Lo sfogo della mamma della ragazzina su Facebook, dove ha anche postato la foto della figlia ricoverata in ospedale: "Spero che usciranno fuori i colpevoli"

Tanta paura in una scuola media di Alvigliano (Caserta), dove una studentessa di 13 anni ha rischiato la vita a causa di un terribile scherzo architettato da alcuni suoi compagni.

A raccontare l'accaduto la madre della ragazzina, che ha rilasciato un post su Facebook per mostrare anche le immagini della figlia, ora ricoverata in ospedale.

Secondo quanto riferito, il fatto si è verificato lo scorso mercoledì mattina, all'interno dei locali della scuola media del sopra citato paese.
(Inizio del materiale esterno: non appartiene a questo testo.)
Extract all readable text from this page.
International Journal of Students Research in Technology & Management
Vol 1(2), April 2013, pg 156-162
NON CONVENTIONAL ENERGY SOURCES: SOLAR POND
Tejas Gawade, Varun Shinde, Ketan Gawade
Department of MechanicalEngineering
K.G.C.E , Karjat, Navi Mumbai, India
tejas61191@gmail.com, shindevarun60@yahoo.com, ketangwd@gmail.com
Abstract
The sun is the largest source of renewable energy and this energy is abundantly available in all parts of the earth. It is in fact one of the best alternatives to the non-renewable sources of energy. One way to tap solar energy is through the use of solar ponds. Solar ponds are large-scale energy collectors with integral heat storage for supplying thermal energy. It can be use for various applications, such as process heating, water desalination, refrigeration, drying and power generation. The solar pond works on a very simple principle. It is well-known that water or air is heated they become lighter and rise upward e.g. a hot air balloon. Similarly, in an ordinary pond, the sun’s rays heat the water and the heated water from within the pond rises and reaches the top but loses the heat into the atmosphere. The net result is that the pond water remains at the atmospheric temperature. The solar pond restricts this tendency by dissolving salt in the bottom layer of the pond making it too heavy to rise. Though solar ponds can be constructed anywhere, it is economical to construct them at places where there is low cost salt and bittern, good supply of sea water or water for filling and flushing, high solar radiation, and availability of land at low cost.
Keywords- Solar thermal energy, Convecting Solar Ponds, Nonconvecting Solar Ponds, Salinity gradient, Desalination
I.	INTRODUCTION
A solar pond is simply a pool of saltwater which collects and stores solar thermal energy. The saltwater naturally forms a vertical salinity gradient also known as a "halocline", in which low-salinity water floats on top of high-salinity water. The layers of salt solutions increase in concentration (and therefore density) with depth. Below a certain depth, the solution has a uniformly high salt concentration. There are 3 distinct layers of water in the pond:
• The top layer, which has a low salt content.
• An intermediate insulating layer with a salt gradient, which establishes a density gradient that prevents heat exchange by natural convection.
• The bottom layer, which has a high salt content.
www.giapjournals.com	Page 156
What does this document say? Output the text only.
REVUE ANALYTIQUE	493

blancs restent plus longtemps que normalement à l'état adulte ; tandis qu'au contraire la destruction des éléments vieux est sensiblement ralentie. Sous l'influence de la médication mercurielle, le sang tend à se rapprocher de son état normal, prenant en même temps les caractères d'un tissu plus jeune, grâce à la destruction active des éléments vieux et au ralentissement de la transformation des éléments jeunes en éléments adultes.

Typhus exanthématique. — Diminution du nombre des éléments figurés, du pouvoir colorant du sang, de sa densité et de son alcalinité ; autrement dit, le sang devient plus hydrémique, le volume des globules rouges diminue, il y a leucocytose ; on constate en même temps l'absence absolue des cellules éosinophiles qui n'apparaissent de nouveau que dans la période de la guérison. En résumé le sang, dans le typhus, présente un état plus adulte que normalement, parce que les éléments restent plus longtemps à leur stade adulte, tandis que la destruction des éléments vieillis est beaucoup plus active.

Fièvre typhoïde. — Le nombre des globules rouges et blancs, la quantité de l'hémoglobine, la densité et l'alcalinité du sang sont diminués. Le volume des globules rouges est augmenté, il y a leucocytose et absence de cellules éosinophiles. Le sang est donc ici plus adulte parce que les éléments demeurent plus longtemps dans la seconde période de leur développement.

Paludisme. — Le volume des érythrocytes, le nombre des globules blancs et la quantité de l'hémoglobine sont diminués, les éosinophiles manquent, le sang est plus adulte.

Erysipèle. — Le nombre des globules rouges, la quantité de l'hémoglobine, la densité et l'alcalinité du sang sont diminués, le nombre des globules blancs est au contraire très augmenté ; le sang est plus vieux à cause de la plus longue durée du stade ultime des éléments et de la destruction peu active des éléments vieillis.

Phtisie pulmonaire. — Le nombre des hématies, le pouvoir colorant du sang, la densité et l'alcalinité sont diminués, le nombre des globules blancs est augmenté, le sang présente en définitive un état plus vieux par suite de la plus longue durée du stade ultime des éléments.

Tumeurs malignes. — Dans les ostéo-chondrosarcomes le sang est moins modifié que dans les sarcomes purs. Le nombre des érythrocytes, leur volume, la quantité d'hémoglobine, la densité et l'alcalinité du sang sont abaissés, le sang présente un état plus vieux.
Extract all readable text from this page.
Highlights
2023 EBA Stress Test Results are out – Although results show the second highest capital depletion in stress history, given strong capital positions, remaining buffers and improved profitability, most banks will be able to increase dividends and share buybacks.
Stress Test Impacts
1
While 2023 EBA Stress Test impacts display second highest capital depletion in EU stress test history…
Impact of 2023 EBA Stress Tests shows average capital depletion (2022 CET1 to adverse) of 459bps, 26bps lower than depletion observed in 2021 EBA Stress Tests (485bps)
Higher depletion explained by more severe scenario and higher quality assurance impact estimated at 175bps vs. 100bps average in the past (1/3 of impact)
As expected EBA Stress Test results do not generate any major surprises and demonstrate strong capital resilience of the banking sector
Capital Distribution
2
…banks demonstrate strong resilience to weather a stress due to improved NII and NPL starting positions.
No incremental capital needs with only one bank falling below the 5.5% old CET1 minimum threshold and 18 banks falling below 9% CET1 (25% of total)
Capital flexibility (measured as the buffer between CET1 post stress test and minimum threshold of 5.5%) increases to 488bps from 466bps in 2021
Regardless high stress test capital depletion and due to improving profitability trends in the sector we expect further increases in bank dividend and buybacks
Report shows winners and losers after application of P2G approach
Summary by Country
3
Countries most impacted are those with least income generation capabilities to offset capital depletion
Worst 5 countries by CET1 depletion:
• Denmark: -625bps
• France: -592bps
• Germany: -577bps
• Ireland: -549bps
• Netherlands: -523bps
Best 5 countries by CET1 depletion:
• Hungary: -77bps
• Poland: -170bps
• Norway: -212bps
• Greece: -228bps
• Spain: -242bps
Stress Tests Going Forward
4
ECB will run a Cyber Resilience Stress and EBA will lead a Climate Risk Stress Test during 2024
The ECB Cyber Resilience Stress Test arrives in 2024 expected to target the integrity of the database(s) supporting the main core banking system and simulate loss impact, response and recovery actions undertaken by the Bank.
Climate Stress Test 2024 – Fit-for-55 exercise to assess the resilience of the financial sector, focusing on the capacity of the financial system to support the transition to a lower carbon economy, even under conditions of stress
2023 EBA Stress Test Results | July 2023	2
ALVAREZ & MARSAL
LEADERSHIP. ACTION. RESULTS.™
Qui alcuni compagni di classe della giovane sono riusciti a farle bere con l'inganno un liquido utilizzato durante gli esperimenti in laboratorio, sostituendolo all'acqua. Il liquido, probabilmente del tutto incolore, non ha quindi allarmato in alcun modo la 13enne, che ne ha ingerito alcune sorsate.

La situazione è purtroppo presto degenerata, ed il divertimento di alcuni ragazzini avrebbe potuto portare ad una vera e propria tragedia. La giovane ha infatti cominciato subito a stare male, con ripetuti episodi di vomito e forti dolori addominali, e si è reso necessario il trasporto in pronto soccorso.
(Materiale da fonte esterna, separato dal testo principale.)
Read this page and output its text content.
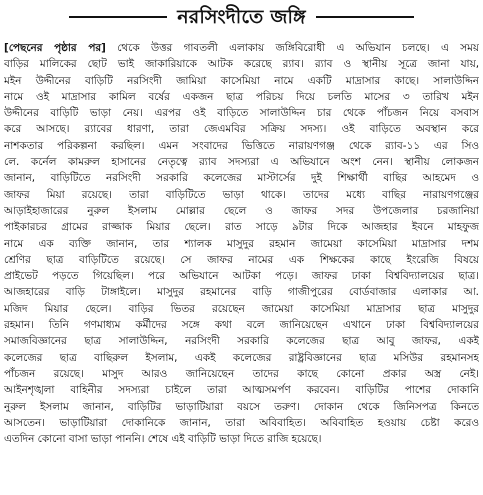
নরসিংদীতে জঙ্গি
[পেছনের পৃষ্ঠার পর] থেকে উত্তর গাবতলী এলাকায় জঙ্গিবিরোধী এ অভিযান চলছে। এ সময়
বাড়ির মালিকের ছোট ভাই জাকারিয়াকে আটক করেছে র‍্যাব। র‍্যাব ও স্থানীয় সূত্রে জানা যায়,
মইন উদ্দীনের বাড়িটি নরসিংদী জামিয়া কাসেমিয়া নামে একটি মাদ্রাসার কাছে। সালাউদ্দিন
নামে ওই মাদ্রাসার কামিল বর্ষের একজন ছাত্র পরিচয় দিয়ে চলতি মাসের ৩ তারিখ মইন
উদ্দীনের বাড়িটি ভাড়া নেয়। এরপর ওই বাড়িতে সালাউদ্দিন চার থেকে পাঁচজন নিয়ে বসবাস
করে আসছে। র‍্যাবের ধারণা, তারা জেএমবির সক্রিয় সদস্য। ওই বাড়িতে অবস্থান করে
নাশকতার পরিকল্পনা করছিল। এমন সংবাদের ভিত্তিতে নারায়ণগঞ্জ থেকে র‍্যাব-১১ এর সিও
লে. কর্নেল কামরুল হাসানের নেতৃত্বে র‍্যাব সদস্যরা এ অভিযানে অংশ নেন। স্থানীয় লোকজন
জানান, বাড়িটিতে নরসিংদী সরকারি কলেজের মাস্টার্সের দুই শিক্ষার্থী বাছির আহমেদ ও
জাফর মিয়া রয়েছে। তারা বাড়িটিতে ভাড়া থাকে। তাদের মধ্যে বাছির নারায়ণগঞ্জের
আড়াইহাজারের নুরুল ইসলাম মোল্লার ছেলে ও জাফর সদর উপজেলার চরজানিয়া
পাইকারচর গ্রামের রাজ্জাক মিয়ার ছেলে। রাত সাড়ে ৯টার দিকে আজহার ইবনে মাহফুজ
নামে এক ব্যক্তি জানান, তার শ্যালক মাসুদুর রহমান জামেয়া কাসেমিয়া মাদ্রাসার দশম
শ্রেণির ছাত্র বাড়িটিতে রয়েছে। সে জাফর নামের এক শিক্ষকের কাছে ইংরেজি বিষয়ে
প্রাইভেট পড়তে গিয়েছিল। পরে অভিযানে আটকা পড়ে। জাফর ঢাকা বিশ্ববিদ্যালয়ের ছাত্র।
আজহারের বাড়ি টাঙ্গাইলে। মাসুদুর রহমানের বাড়ি গাজীপুরের বোর্ডবাজার এলাকার আ.
মজিদ মিয়ার ছেলে। বাড়ির ভিতর রয়েছেন জামেয়া কাসেমিয়া মাদ্রাসার ছাত্র মাসুদুর
রহমান। তিনি গণমাধ্যম কর্মীদের সঙ্গে কথা বলে জানিয়েছেন এখানে ঢাকা বিশ্ববিদ্যালয়ের
সমাজবিজ্ঞানের ছাত্র সালাউদ্দিন, নরসিংদী সরকারি কলেজের ছাত্র আবু জাফর, একই
কলেজের ছাত্র বাছিরুল ইসলাম, একই কলেজের রাষ্ট্রবিজ্ঞানের ছাত্র মসিউর রহমানসহ
পাঁচজন রয়েছে। মাসুদ আরও জানিয়েছেন তাদের কাছে কোনো প্রকার অস্ত্র নেই।
আইনশৃঙ্খলা বাহিনীর সদস্যরা চাইলে তারা আত্মসমর্পণ করবেন। বাড়িটির পাশের দোকানি
নুরুল ইসলাম জানান, বাড়িটির ভাড়াটিয়ারা বয়সে তরুণ। দোকান থেকে জিনিসপত্র কিনতে
আসতেন। ভাড়াটিয়ারা দোকানিকে জানান, তারা অবিবাহিত। অবিবাহিত হওয়ায় চেষ্টা করেও
এতদিন কোনো বাসা ভাড়া পাননি। শেষে এই বাড়িটি ভাড়া দিতে রাজি হয়েছে।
Il personale medico dell'ospedale di Piedimonte Matese (Caserta) è fortunatamente riuscito a salvare la 13enne, anche se resta ancora ignota l'esatta natura della sostanza.

Sottoposta ad immediata terapia, la ragazzina si trova ora fuori pericolo, anche se dovrà affrontare ancora qualche giorno di ricovero.
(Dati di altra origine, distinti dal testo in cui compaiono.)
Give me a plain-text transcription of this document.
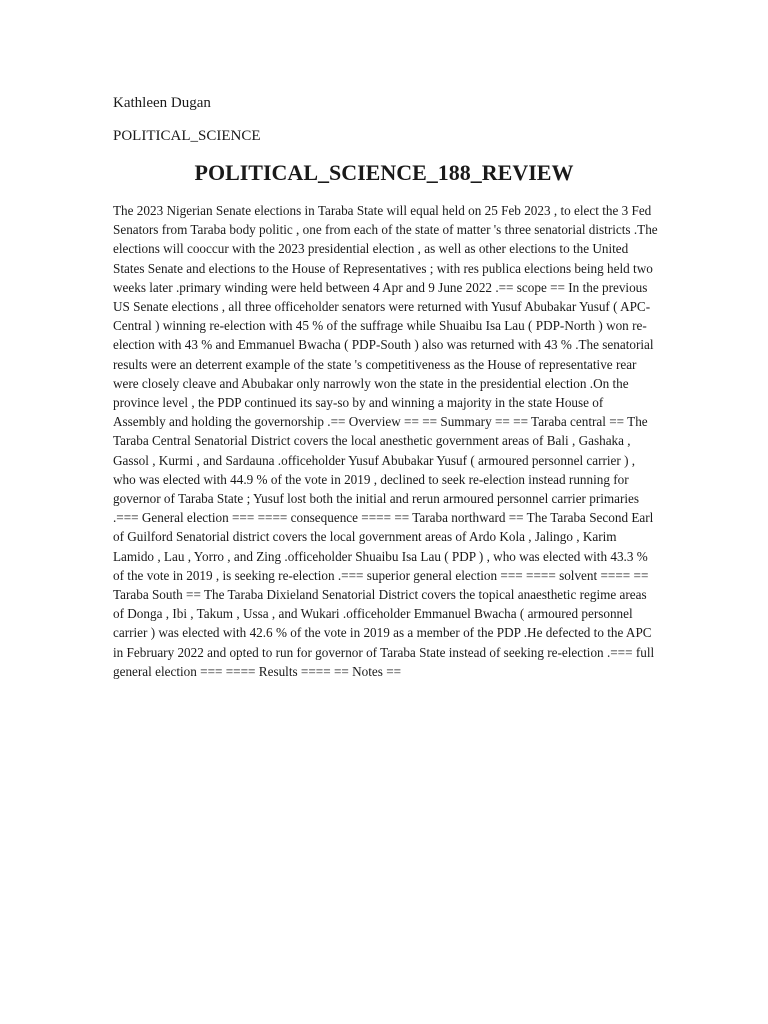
Kathleen Dugan
POLITICAL_SCIENCE
POLITICAL_SCIENCE_188_REVIEW

The 2023 Nigerian Senate elections in Taraba State will equal held on 25 Feb 2023 , to elect the 3 Fed Senators from Taraba body politic , one from each of the state of matter 's three senatorial districts .The elections will cooccur with the 2023 presidential election , as well as other elections to the United States Senate and elections to the House of Representatives ; with res publica elections being held two weeks later .primary winding were held between 4 Apr and 9 June 2022 .== scope == In the previous US Senate elections , all three officeholder senators were returned with Yusuf Abubakar Yusuf ( APC-Central ) winning re-election with 45 % of the suffrage while Shuaibu Isa Lau ( PDP-North ) won re-election with 43 % and Emmanuel Bwacha ( PDP-South ) also was returned with 43 % .The senatorial results were an deterrent example of the state 's competitiveness as the House of representative rear were closely cleave and Abubakar only narrowly won the state in the presidential election .On the province level , the PDP continued its say-so by and winning a majority in the state House of Assembly and holding the governorship .== Overview == == Summary == == Taraba central == The Taraba Central Senatorial District covers the local anesthetic government areas of Bali , Gashaka , Gassol , Kurmi , and Sardauna .officeholder Yusuf Abubakar Yusuf ( armoured personnel carrier ) , who was elected with 44.9 % of the vote in 2019 , declined to seek re-election instead running for governor of Taraba State ; Yusuf lost both the initial and rerun armoured personnel carrier primaries .=== General election === ==== consequence ==== == Taraba northward == The Taraba Second Earl of Guilford Senatorial district covers the local government areas of Ardo Kola , Jalingo , Karim Lamido , Lau , Yorro , and Zing .officeholder Shuaibu Isa Lau ( PDP ) , who was elected with 43.3 % of the vote in 2019 , is seeking re-election .=== superior general election === ==== solvent ==== == Taraba South == The Taraba Dixieland Senatorial District covers the topical anaesthetic regime areas of Donga , Ibi , Takum , Ussa , and Wukari .officeholder Emmanuel Bwacha ( armoured personnel carrier ) was elected with 42.6 % of the vote in 2019 as a member of the PDP .He defected to the APC in February 2022 and opted to run for governor of Taraba State instead of seeking re-election .=== full general election === ==== Results ==== == Notes ==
Giustamente furiosa la madre dell'adolescente, che adesso pretende giustizia."Pubblico questa foto di mia figlia per far sapere ai genitori di quei bambini che frequentano la stessa scuola e la stessa classe" ha infatti scritto su Facebook. "Questo è risultato di questo cattivo scherzo che le hanno fatto a scuola ad Alvignano. Speriamo che voi genitori prendete seri provvedimenti con vostri figli e speriamo che anche la scuola lo farà. Devo dire che la preside si è dimostrata molto disponibile per questo la ringrazio. Però speriamo che usciranno fuori i colpevoli".

Al momento la dirigente scolastica ed il corpo docente sono impegnati nelle ricerche dei responsabili.